On Thu, 27 Sep 2012 11:46:05 -0400, Namespace <rswhi...@googlemail.com> wrote:

On Thursday, 27 September 2012 at 15:39:39 UTC, Steven Schveighoffer wrote:
On Thu, 27 Sep 2012 11:34:15 -0400, Namespace <rswhi...@googlemail.com> wrote:

Ok. And there is no performance difference? Just for the sake of completeness. :)

performance where?  Template instantiation is done at compile time.

The resulting code should be unaffected runtime-performance wise.

-Steve

I mean: is there any difference by building the template? I don't understand what "more flexible" exactly mean.

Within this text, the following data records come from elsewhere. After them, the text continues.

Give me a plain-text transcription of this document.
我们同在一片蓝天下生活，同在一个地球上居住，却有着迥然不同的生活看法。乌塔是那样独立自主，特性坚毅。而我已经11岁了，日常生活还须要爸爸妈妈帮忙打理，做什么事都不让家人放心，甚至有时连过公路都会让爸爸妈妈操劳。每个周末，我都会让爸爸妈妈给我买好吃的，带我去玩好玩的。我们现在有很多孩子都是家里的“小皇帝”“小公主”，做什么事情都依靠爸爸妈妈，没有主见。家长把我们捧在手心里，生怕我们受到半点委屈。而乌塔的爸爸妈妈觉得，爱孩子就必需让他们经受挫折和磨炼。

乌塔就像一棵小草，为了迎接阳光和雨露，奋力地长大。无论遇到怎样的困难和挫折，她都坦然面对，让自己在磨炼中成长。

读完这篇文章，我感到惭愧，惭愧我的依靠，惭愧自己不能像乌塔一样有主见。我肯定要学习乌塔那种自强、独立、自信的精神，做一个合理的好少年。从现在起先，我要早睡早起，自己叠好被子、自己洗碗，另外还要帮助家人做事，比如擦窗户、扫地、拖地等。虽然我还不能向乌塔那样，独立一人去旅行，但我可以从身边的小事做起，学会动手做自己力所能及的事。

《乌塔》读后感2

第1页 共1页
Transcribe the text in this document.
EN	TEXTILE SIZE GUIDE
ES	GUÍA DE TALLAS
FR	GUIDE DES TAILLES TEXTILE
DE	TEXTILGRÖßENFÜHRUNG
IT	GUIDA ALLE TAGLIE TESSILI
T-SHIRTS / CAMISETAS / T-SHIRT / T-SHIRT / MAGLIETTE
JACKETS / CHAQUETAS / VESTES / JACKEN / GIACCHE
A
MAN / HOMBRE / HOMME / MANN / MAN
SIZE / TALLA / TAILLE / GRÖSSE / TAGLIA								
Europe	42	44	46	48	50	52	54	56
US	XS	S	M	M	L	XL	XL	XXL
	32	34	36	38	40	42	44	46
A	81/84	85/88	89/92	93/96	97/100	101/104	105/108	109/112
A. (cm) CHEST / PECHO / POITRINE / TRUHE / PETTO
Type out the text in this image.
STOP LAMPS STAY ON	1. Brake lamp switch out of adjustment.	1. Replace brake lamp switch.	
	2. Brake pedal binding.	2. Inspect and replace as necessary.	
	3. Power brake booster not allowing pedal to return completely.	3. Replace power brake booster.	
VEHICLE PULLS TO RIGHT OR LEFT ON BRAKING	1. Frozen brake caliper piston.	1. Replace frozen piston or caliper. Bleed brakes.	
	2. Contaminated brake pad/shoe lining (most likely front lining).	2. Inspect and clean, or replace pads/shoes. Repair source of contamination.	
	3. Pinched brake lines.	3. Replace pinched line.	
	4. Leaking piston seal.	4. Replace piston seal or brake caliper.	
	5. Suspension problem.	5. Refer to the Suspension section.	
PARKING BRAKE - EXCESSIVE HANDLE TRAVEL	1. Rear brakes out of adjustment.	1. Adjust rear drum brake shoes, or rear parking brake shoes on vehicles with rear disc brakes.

The constraint basically is saying whether to instantiate the template or not, it has little to do with runtime performance.

Flexible means you have a full boolean logic you can use.

For example, if you had two unrelated objects A and B, how would you instantiate a template if the parameter derives from A *or* derives from B?

With a template constraint, that's:

template tmp(T) if(is(T : A) || is(T : B))

This is impossible to do with a specialization.

However, there are some limitations. Template constraints don't cascade, while specializations do.

So while this:

template tmp(T) ...
template tmp(T : A)

works fine, this:

template tmp(T) ...
template tmp(T) if (is(T : A)) ...

does not, because it can instantiate both with an A. Instead you have to do:

template tmp(T) if(!is(T : A)) ...
template tmp(T) if(is(T : A)) ...

It has been proposed to try and use else (if), but Walter didn't like it.